What struck me first, and angered me later, was the spontaneity of the characters. Francie, daughter of Irish immigrants living in the slums of Brooklyn in the early 1900s, possessed the broken nature of a child who’s been taught everything the wrong way. Francie learned patience from her father Johnny, an alcoholic who wouldn’t return home most nights, but would shower his children with love and gifts whenever he did. She learned responsibility from years of taking care of her younger brother Neely when her mother Katie was trying to scrape together a living, and years later when taking care of an unexpected addition to the family. Selling metal collected on the streets as a young girl made her cautious and wary.

It’s hard to relate to this cast of unlikely characters as a girl from a middle class suburb of Detroit. In my mind, Johnny was a terrible father, putting up a facade of loving his family while stealing their hard-earned pennies for drinks at the pub. When he said things like, “I am not a happy man … I never wanted a family,” to Francie, my heart hurt. Francie was a heroine, but she was so advanced for her age that I couldn’t see myself in her shoes.

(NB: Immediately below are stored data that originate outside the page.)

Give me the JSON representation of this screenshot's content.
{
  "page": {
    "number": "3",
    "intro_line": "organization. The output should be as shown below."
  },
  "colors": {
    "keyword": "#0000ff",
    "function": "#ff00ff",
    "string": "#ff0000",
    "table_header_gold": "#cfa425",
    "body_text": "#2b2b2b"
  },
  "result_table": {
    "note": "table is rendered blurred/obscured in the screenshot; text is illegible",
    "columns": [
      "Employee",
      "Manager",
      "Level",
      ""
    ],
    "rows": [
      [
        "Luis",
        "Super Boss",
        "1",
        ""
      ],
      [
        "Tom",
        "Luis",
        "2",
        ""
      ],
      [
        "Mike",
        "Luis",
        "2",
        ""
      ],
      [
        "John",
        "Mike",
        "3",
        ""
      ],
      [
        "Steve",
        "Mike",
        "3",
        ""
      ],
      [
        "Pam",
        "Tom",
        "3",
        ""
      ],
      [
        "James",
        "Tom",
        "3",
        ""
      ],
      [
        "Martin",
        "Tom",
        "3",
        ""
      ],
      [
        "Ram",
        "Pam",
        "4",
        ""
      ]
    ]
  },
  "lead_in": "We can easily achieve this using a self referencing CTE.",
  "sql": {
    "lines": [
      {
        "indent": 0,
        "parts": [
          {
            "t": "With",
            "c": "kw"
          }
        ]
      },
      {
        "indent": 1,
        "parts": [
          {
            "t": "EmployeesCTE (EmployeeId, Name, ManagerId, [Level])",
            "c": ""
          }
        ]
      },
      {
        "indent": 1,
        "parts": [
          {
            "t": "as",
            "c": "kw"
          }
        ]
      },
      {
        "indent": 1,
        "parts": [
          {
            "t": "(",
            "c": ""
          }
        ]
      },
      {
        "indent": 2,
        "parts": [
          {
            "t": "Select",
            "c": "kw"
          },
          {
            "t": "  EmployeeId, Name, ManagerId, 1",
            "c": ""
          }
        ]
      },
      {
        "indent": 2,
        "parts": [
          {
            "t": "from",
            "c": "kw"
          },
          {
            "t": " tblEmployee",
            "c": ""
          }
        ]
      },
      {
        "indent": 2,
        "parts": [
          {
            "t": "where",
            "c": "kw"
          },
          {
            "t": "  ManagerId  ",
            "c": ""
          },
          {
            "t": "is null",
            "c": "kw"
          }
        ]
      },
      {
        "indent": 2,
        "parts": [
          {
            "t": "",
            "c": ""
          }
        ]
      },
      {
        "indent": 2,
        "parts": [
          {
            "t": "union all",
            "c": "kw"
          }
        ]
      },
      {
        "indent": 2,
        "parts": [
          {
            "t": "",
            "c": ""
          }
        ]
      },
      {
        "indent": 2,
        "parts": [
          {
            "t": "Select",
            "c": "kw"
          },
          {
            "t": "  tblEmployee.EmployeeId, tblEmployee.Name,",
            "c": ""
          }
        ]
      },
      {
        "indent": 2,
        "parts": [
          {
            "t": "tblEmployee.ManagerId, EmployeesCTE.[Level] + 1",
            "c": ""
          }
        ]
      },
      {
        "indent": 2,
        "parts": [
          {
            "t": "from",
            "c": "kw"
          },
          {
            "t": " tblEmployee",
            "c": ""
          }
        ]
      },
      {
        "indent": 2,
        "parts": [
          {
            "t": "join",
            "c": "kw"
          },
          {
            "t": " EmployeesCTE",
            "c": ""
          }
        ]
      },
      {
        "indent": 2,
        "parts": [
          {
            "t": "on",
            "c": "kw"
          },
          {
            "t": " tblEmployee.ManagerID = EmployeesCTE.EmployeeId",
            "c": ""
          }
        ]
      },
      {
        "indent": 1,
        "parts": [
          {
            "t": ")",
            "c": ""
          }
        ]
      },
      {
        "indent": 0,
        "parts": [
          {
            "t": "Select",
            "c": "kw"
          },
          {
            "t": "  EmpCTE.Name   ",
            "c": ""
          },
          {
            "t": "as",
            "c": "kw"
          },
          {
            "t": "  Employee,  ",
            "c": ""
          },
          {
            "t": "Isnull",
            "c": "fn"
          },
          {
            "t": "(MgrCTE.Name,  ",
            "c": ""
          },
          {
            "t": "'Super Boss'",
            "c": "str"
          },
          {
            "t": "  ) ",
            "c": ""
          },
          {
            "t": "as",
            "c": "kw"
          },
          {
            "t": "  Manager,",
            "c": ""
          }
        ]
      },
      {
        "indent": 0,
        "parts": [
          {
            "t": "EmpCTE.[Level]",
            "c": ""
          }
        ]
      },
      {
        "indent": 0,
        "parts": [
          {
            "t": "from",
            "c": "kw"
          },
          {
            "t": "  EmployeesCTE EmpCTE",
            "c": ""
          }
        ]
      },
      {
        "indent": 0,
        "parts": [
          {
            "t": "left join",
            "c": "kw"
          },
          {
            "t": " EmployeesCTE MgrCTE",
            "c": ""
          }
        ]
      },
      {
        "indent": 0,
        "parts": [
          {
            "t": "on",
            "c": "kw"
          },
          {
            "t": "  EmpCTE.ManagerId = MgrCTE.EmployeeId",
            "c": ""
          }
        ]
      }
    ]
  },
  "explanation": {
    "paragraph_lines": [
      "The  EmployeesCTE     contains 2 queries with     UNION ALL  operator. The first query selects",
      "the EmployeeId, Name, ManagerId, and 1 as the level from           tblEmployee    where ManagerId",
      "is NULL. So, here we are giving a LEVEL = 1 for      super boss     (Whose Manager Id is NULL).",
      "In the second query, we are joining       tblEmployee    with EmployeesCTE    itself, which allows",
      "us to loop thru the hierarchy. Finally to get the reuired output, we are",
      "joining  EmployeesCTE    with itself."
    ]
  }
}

Rereading the book years later, I realized that this anger at the characters is exactly what makes the book so appealing. Betty Smith makes you uncomfortable and gets you riled up until eventually you start feeling for the most unlikely people. “A Tree Grows in Brooklyn” is about the harsh realities of immigrant struggle in the 20th century, but Smith writes about these obstacles in a way that everyone can relate to. The characters are raw and vulnerable, but so is the text itself.

Looking back, I think this vulnerability was the reason why “A Tree Grows in Brooklyn” became my drug. There’s something about the story of the Nolan family that seems far-fetched, yet entirely possible to sympathize with. It’s as necessary a read for a middle school girl as it is a middle-aged adult. You’ll laugh, cry and be humbled all at the same time. “A Tree Grows in Brooklyn” has earned its spot on my kitchen island for two reasons: So much of my life revolved around it when I was young and so much still does.